When I interviewed Lovett in 2013, he explained their success: ‘We were on very good terms. We only argued about the music. There was one time we left the decision of how we were going to play a passage in a void, and I wondered how it would be in the concert. It was perfect. I think the whole conversation that we’d had about it had clarified it and we never discussed it again. After a certain time, our attitude was similar, so we didn’t have problems with tempos – we always agreed.’

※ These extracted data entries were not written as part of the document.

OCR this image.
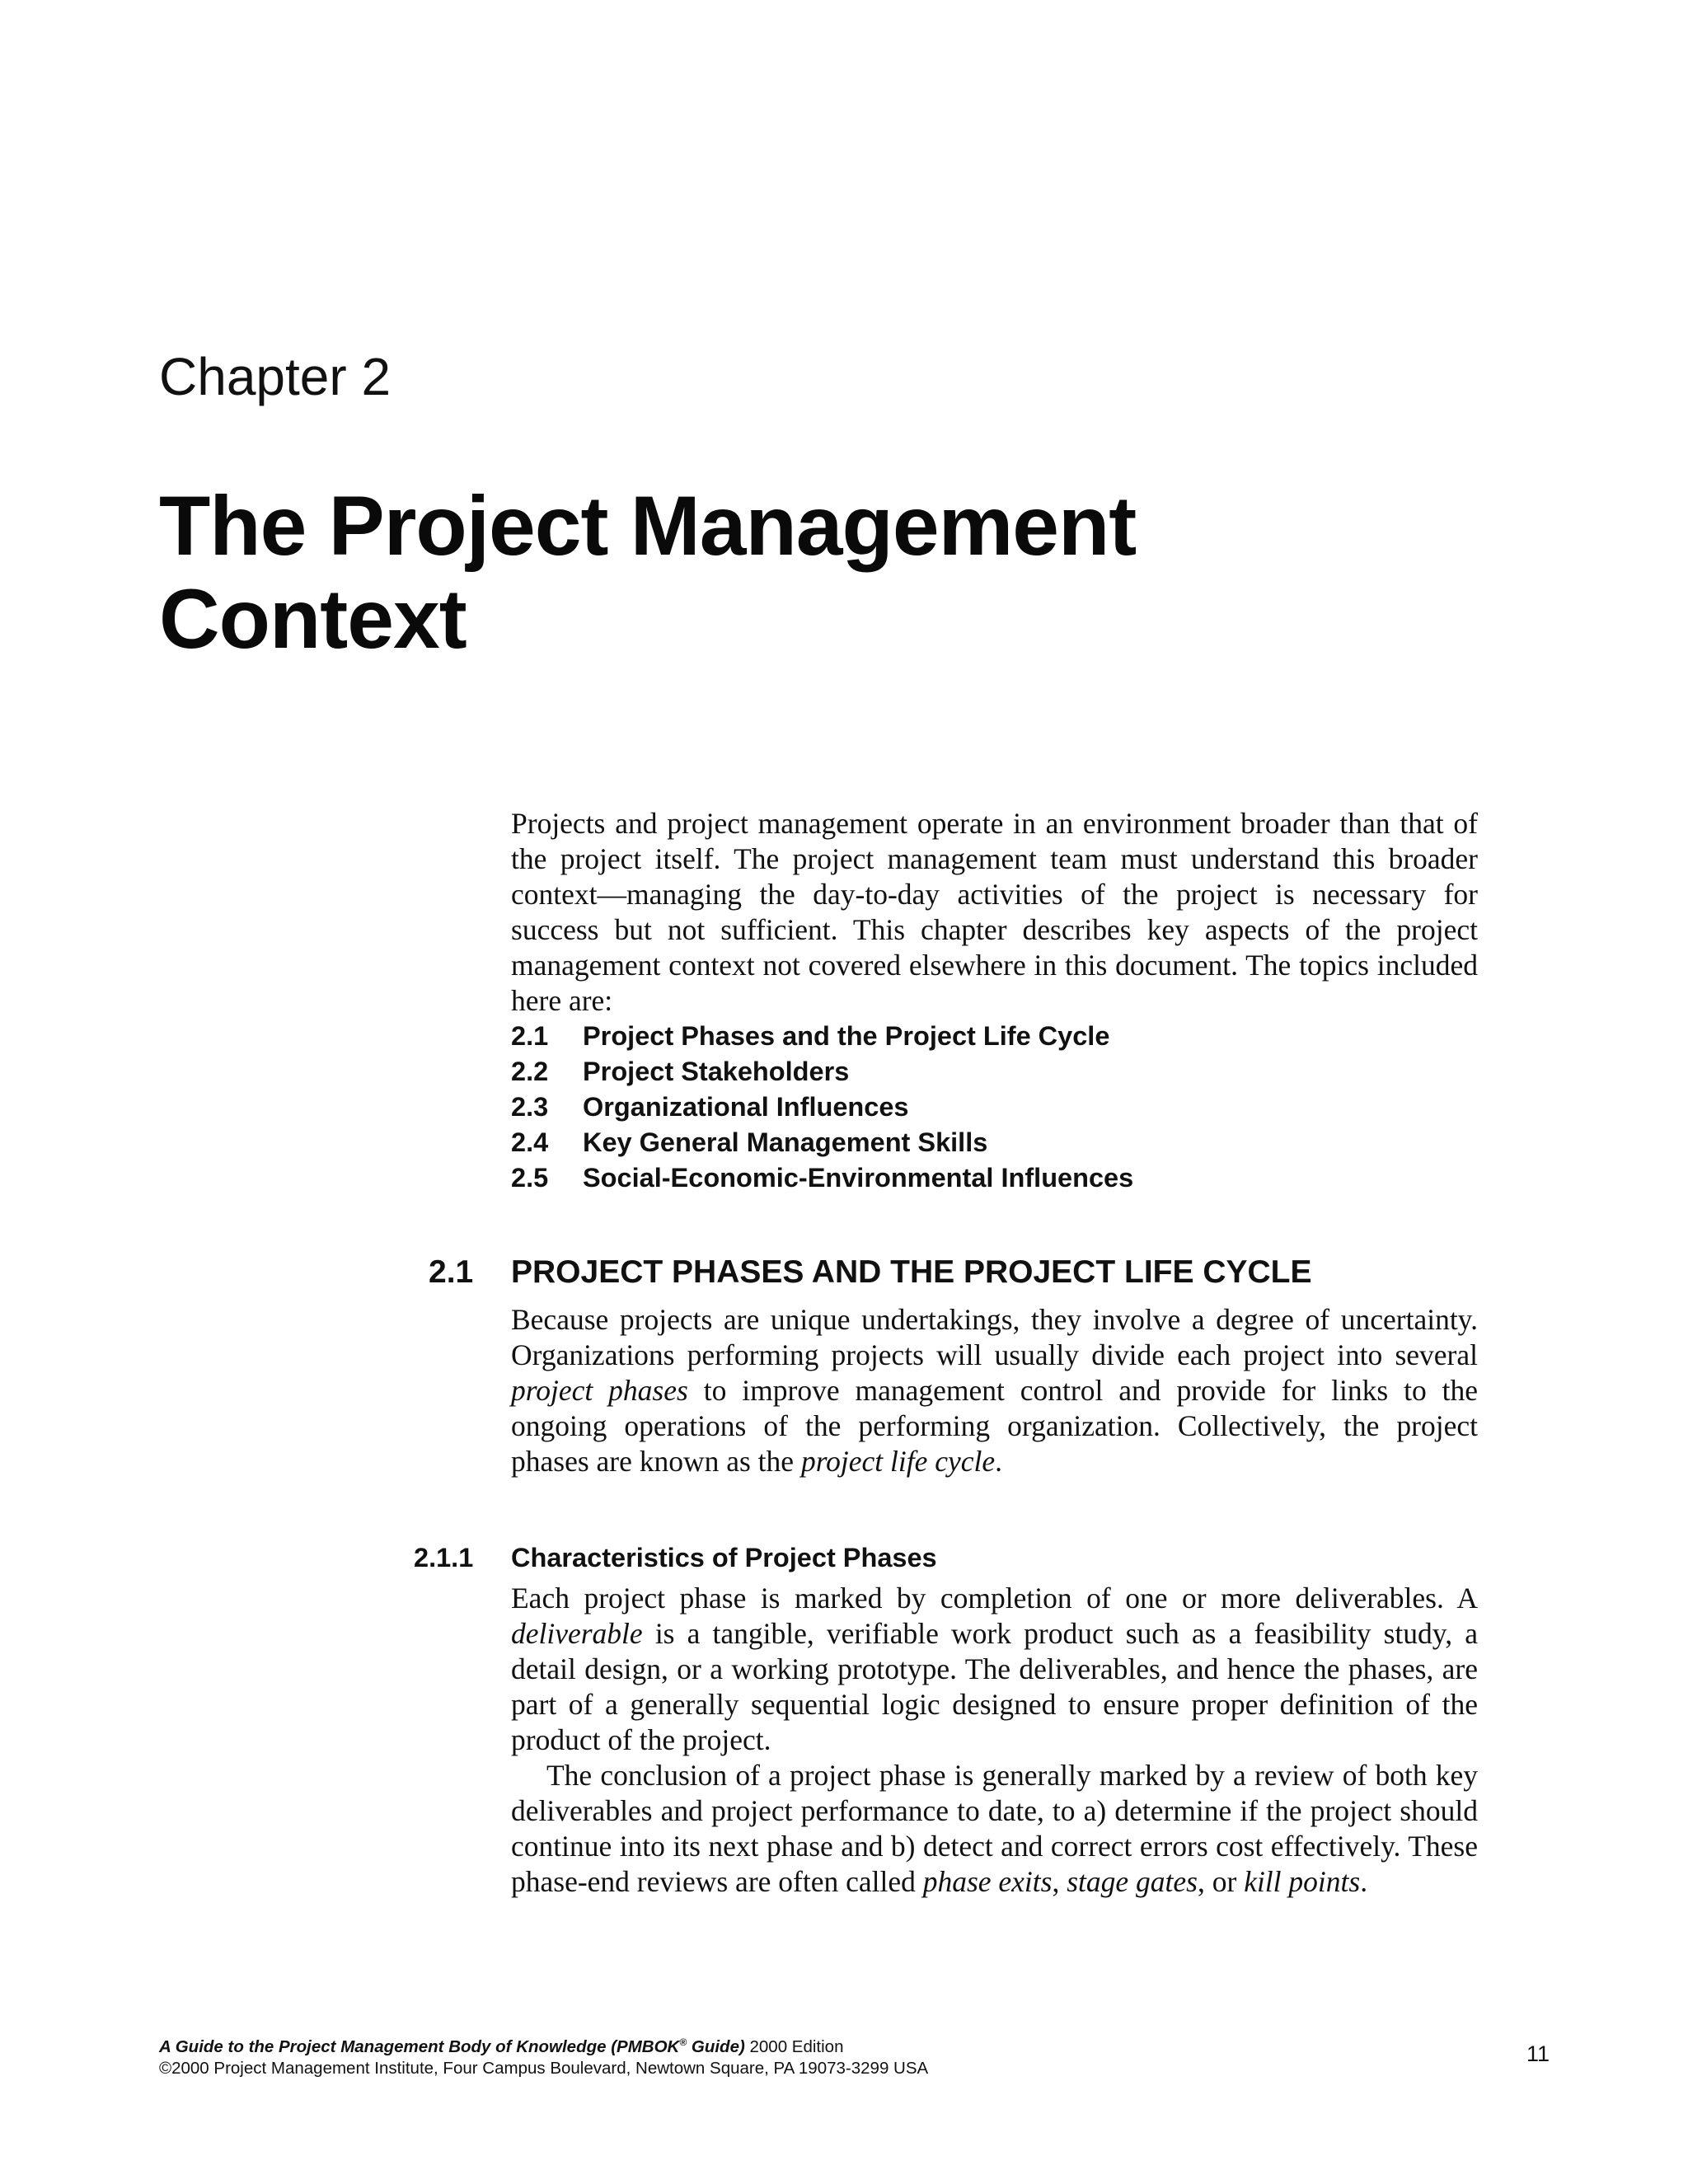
Chapter 2
The Project Management
Context

Projects and project management operate in an environment broader than that of the project itself. The project management team must understand this broader context—managing the day-to-day activities of the project is necessary for success but not sufficient. This chapter describes key aspects of the project management context not covered elsewhere in this document. The topics included here are:

2.1 Project Phases and the Project Life Cycle
2.2 Project Stakeholders
2.3 Organizational Influences
2.4 Key General Management Skills
2.5 Social-Economic-Environmental Influences
2.1 PROJECT PHASES AND THE PROJECT LIFE CYCLE

Because projects are unique undertakings, they involve a degree of uncertainty. Organizations performing projects will usually divide each project into several project phases to improve management control and provide for links to the ongoing operations of the performing organization. Collectively, the project phases are known as the project life cycle.

2.1.1 Characteristics of Project Phases

Each project phase is marked by completion of one or more deliverables. A deliverable is a tangible, verifiable work product such as a feasibility study, a detail design, or a working prototype. The deliverables, and hence the phases, are part of a generally sequential logic designed to ensure proper definition of the product of the project.

The conclusion of a project phase is generally marked by a review of both key deliverables and project performance to date, to a) determine if the project should continue into its next phase and b) detect and correct errors cost effectively. These phase-end reviews are often called phase exits, stage gates, or kill points.

A Guide to the Project Management Body of Knowledge (PMBOK® Guide) 2000 Edition
©2000 Project Management Institute, Four Campus Boulevard, Newtown Square, PA 19073-3299 USA
11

The quartet was one of very few to maintain the same personnel throughout their 40-year career
Their home turf was the Classical and Romantic repertoire of Mozart, Haydn, Schubert and Brahms, but they also performed Bartók, Tippett and Horowitz, and Britten wrote his Quartet no.3 for them. In an interview at the Royal College of Music, Lovett complained, ‘Britten wrote his last piece for us, so I’m surprised that young players don’t ask me – I’m the only person alive who played it to the composer. Britten wrote in the last movement “slow”, and when we performed for him, we played it slow, but he was pushing all the time and changed the marking to “con moto”. I’m amazed that students don’t ask me about it.’
The quartet was one of very few to maintain the same personnel throughout their 40-year career, so it seemed inevitable that when Schidlof died in 1987 that they would break up. Lovett continued to perform chamber music in various combinations, including as the Amadeus Trio, and to teach. For several years they ran their own Amadeus International Summer School at the Royal Academy of Music, where their three heads could be seen in the audience seats bobbing together in the same direction.
Throughout his career Martin Lovett played several instruments: the circa 1725 Vaslin; Belle Blonde and circa 1690 Bonjour Stradivaris, a 1748 Gennaro Gagliano and a 1740 Domenico Montagnana. Ingles & Hayday’s June sale features several bows owned by him, including a silver-mounted bow by Georges Frédéric Schwartz and a gold-mounted bow attributed to François Tourte.
Lovett was also a keen painter and made portraits of his former colleagues. He had two children with Rozsa, who died in 2005, and in 2015 he married Dorinde van Oort, who survives him. Fortunately, we have many recordings and several YouTube videos that serve as testament to the quartet’s musical eloquence, beauty of sound and unity of purpose. May these serve to send the pendulum of musical fashion the other way again.